On the Sauce: Highland Rita, Ulele

Those standard happy hour margaritas will never taste the same again.

click to enlarge On the Sauce: Highland Rita, Ulele - Chris Fasick
Chris Fasick
On the Sauce: Highland Rita, Ulele



It's not a cocktail — it's an experience.




It, in this case, is the Highland Rita at Tampa Heights' Ulele .




Created by Keith Sedita, Columbia Restaurant Group vice president of new business development, the Highland Rita gets its name from Ulele's location along Highland Avenue, but also from the Patrón tequila distillery's headquarters: the highlands of Jalisco, Mexico.






While the drink calls for what every margarita should — fresh lime juice — it's simplicity ends there.



For local flair, the eatery incorporates St. Petersburg Distillery's Tippler's Orange Liqueur, which Sedita says he chose based on its quality. The real star is the Patrón, though. Sedita and Columbia Restaurant Group's Richard Gonzmart and Curt Gaither traveled to Mexico to handpick barrels of the Patrón Añejo used in the cocktail. According to Sedita, the restaurant group was the first company to select its own Patrón barrels.



Later on, empty barrels are repurposed at the on-site Ulele Spring Brewery, where they're used to age various suds.
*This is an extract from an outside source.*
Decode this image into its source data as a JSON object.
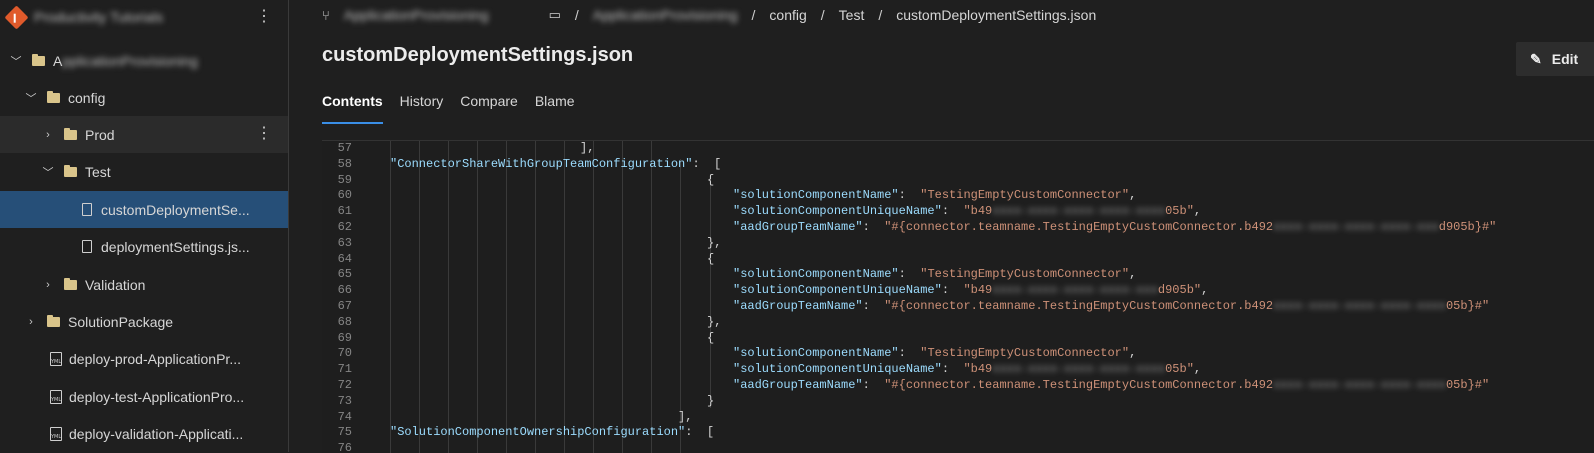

Whether you visit Ulele for the Highland Rita or make it on your own at home, be forewarned, those standard happy hour margaritas will never taste the same again.



Ulele's Highland Rita

Makes 1



1 1/2 ounces Selected Barrel Patrón Añejo

1/2 ounce Tippler's Orange Liqueur

3/4 ounces Organic Tres Agave Nectar

1 ounce fresh lime juice

1 lime wheel



Place all ingredients in a mixing glass, then add ice. Shake with a shaker tin with a minimum 6 rotations. Pour into an old-fashioned glass. Garnish with the lime wheel.